Despite what U.S. president George Bush argues in supporting the challenge to the University of Michigan policies, segregation is not a thing of the past. A recent study by Harvard University’s Civil Rights Project shows that despite gains won through the civil rights battles, Black and Latino students face more school segregation today than they did in 1970. They are subjected to second-class educational facilities such as greater school overcrowding and lack of textbooks and other resources.

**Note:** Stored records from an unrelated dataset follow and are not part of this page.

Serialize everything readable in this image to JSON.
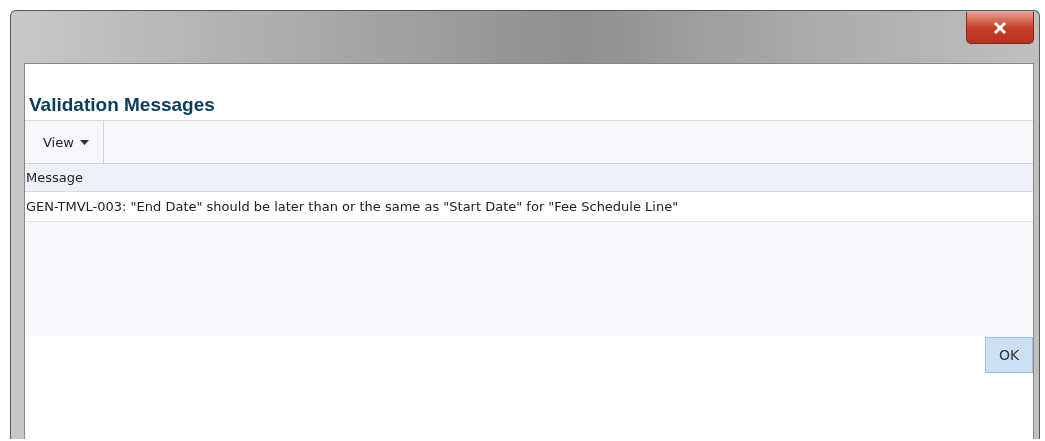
{
  "dialog": {
    "heading": "Validation Messages"
  },
  "toolbar": {
    "menus": [
      "View"
    ]
  },
  "table": {
    "columns": [
      "Message"
    ],
    "rows": [
      [
        "GEN-TMVL-003: \"End Date\" should be later than or the same as \"Start Date\" for \"Fee Schedule Line\""
      ]
    ]
  },
  "buttons": [
    "OK"
  ]
}
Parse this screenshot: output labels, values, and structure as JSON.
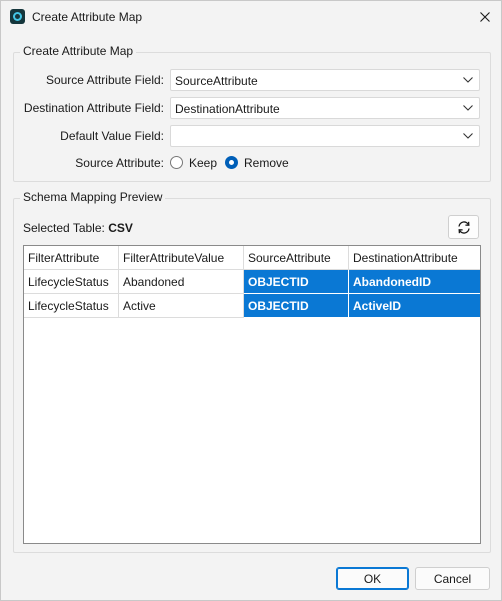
{
  "window": {
    "title": "Create Attribute Map"
  },
  "map_group": {
    "legend": "Create Attribute Map",
    "source_field": {
      "label": "Source Attribute Field:",
      "value": "SourceAttribute"
    },
    "destination_field": {
      "label": "Destination Attribute Field:",
      "value": "DestinationAttribute"
    },
    "default_field": {
      "label": "Default Value Field:",
      "value": ""
    },
    "source_attribute": {
      "label": "Source Attribute:",
      "options": [
        {
          "label": "Keep",
          "checked": false
        },
        {
          "label": "Remove",
          "checked": true
        }
      ]
    }
  },
  "preview_group": {
    "legend": "Schema Mapping Preview",
    "selected_table_label": "Selected Table:",
    "selected_table_value": "CSV",
    "columns": [
      "FilterAttribute",
      "FilterAttributeValue",
      "SourceAttribute",
      "DestinationAttribute"
    ],
    "rows": [
      [
        "LifecycleStatus",
        "Abandoned",
        "OBJECTID",
        "AbandonedID"
      ],
      [
        "LifecycleStatus",
        "Active",
        "OBJECTID",
        "ActiveID"
      ]
    ]
  },
  "buttons": {
    "ok": "OK",
    "cancel": "Cancel"
  },
  "icons": {
    "app": "app-icon",
    "close": "close-icon",
    "chevron": "chevron-down-icon",
    "refresh": "refresh-icon"
  },
  "colors": {
    "accent": "#0a78d4",
    "selection": "#0a78d4",
    "background": "#f3f3f3"
  }
}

Racist discrimination is institutionalized in every aspect of capitalist society, which constantly reproduces and reinforces inequalities. In the economy, for example, it’s not affirmative action that "divides," or promotes "reverse discrimination," as its opponents assert. It is the capitalists who divide. They are the ones who benefit from maintaining Blacks and other oppressed nationalities, as well as women, in a second-class status. Bosses profit from paying them less and keeping workers pitted against each other. Many workers today are better able to grasp aspects of the political economy of discrimination--that discrimination does not mean an extra buck for some workers at the expense of women, Blacks, Puerto Ricans, or other immigrants; instead, it drags the whole class down in terms of real wages and job conditions, and saps our collective capacity to fight against the bosses. Look at what has happened in the meatpacking industry, for example, over the last 20 years. Discrimination against Latinos and other immigrant workers, who now predominate in much of the workforce, has been central to the bosses’s ability to slash average wages for all meat packers nationwide.
Affirmative action is under attack both by its avowed enemies and by capitalist politicians seeking to gut it with the argument, "mend it, don’t end it." These are code words coined by former president William Clinton. In plain English, they mean: oppose quotas.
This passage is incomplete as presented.